Edited 2017-06-03 09:41 (UTC)
danohu: (Default)

[personal profile] danohu 2017-06-03 10:41 am (UTC)(link)
Icepick as in Trotsky, or as in Basic Instinct? Enquiring minds want to know.
littlerhymes: (Default)

[personal profile] littlerhymes 2017-06-03 11:13 am (UTC)(link)
I saw Henry Marsh speaking recently at Sydney Writers Festival, on hospital architecture and design, and he was really fascinating and charismatic. Would love to hear your thoughts on his book.
luzula: a Luzula pilosa, or hairy wood-rush (Default)
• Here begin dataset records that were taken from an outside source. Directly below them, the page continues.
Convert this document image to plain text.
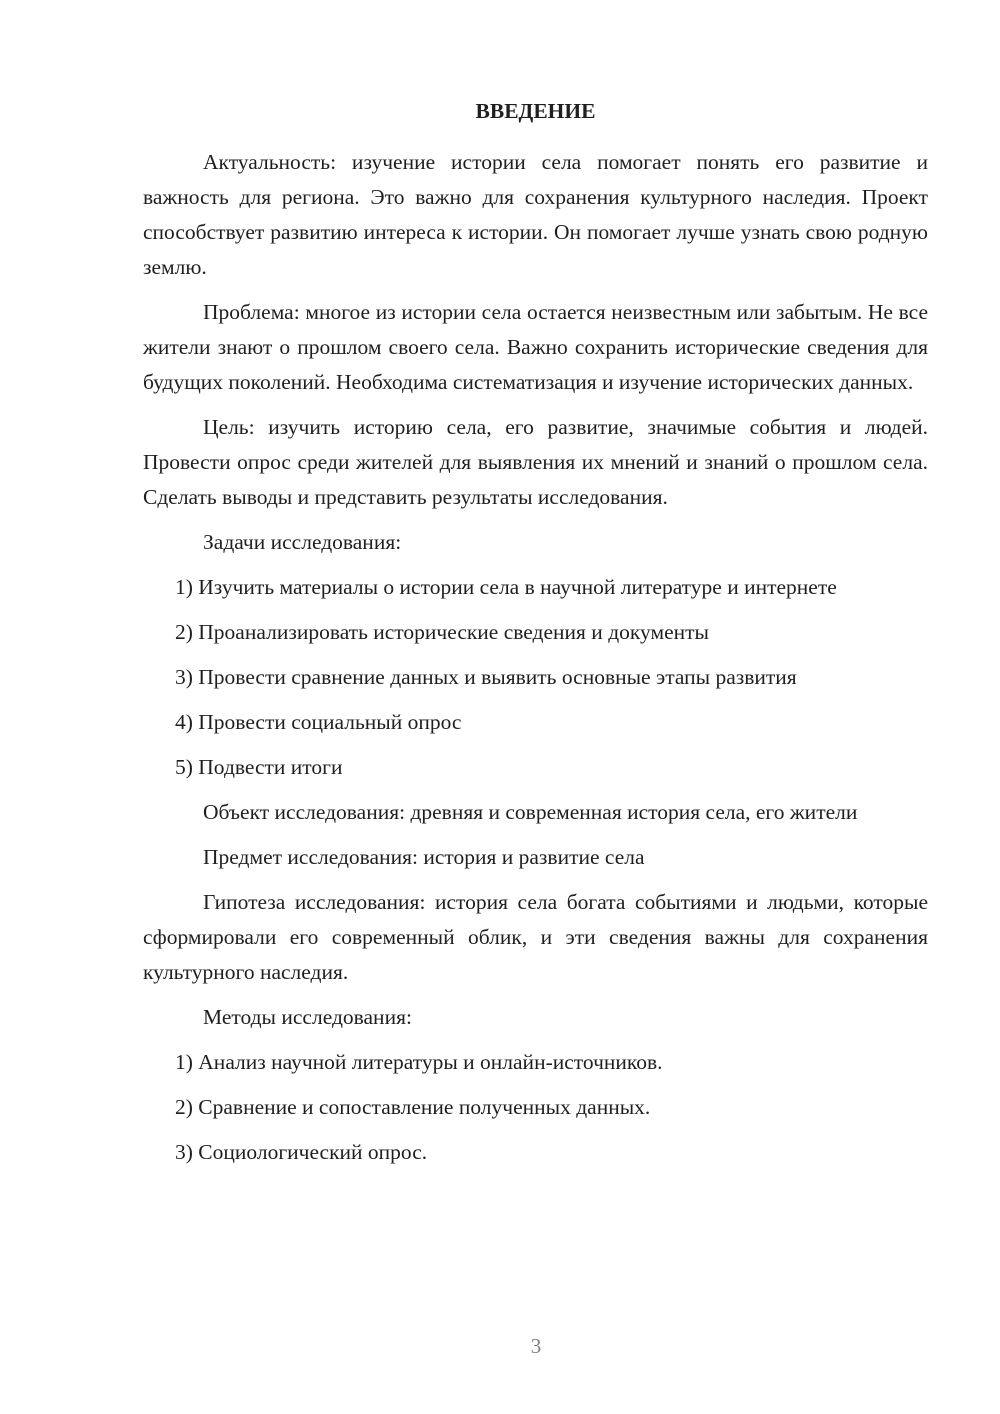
ВВЕДЕНИЕ

Актуальность: изучение истории села помогает понять его развитие и важность для региона. Это важно для сохранения культурного наследия. Проект способствует развитию интереса к истории. Он помогает лучше узнать свою родную землю.

Проблема: многое из истории села остается неизвестным или забытым. Не все жители знают о прошлом своего села. Важно сохранить исторические сведения для будущих поколений. Необходима систематизация и изучение исторических данных.

Цель: изучить историю села, его развитие, значимые события и людей. Провести опрос среди жителей для выявления их мнений и знаний о прошлом села. Сделать выводы и представить результаты исследования.

Задачи исследования:

1) Изучить материалы о истории села в научной литературе и интернете

2) Проанализировать исторические сведения и документы

3) Провести сравнение данных и выявить основные этапы развития

4) Провести социальный опрос

5) Подвести итоги

Объект исследования: древняя и современная история села, его жители

Предмет исследования: история и развитие села

Гипотеза исследования: история села богата событиями и людьми, которые сформировали его современный облик, и эти сведения важны для сохранения культурного наследия.

Методы исследования:

1) Анализ научной литературы и онлайн-источников.

2) Сравнение и сопоставление полученных данных.

3) Социологический опрос.

3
[personal profile] luzula 2017-06-03 05:46 pm (UTC)(link)
I have not read Edward Abbey, but he seems to have been rather racist, unfortunately. Maybe not in that particular book, since Isis has read it and didn't react, but just search for "Edward Abbey racism" and you'll find quotes. It's along the lines of him not wanting the US overrun by "inferior races"...

Read Aldo Leopold's A Sand County Almanac instead, if you want a great classic of the American environmental movement! Or Murray Bookchin, he did a lot of arguing against Abbey in the '80s.

That book about the French Resistance is going on my list of books to check out!
viridian5: the cover art of Sherwood Smith's _Crown Duel_ (Still fighting)

[personal profile] viridian5 2017-06-04 03:14 am (UTC)(link)
Unlike the stereotype of surgeons, he seemed humble and compassionate.

Having dealt with several neurosurgeons, I'd say the humble and compassionate ones must be in the .01% so I'd believe it if I saw it.

melannen: Commander Valentine of Alpha Squad Seven, a red-haired female Nick Fury in space, smoking contemplatively (Default)

[personal profile] melannen 2017-06-06 08:32 pm (UTC)(link)
I own The Black Arts (though have not read it) and it is pretty far along on the academic side of the "rigorous history to bullshit" scale. For the 1960s, anyway.

I am sorry I keep voting F for everything unhelpfully but it all looks interesting.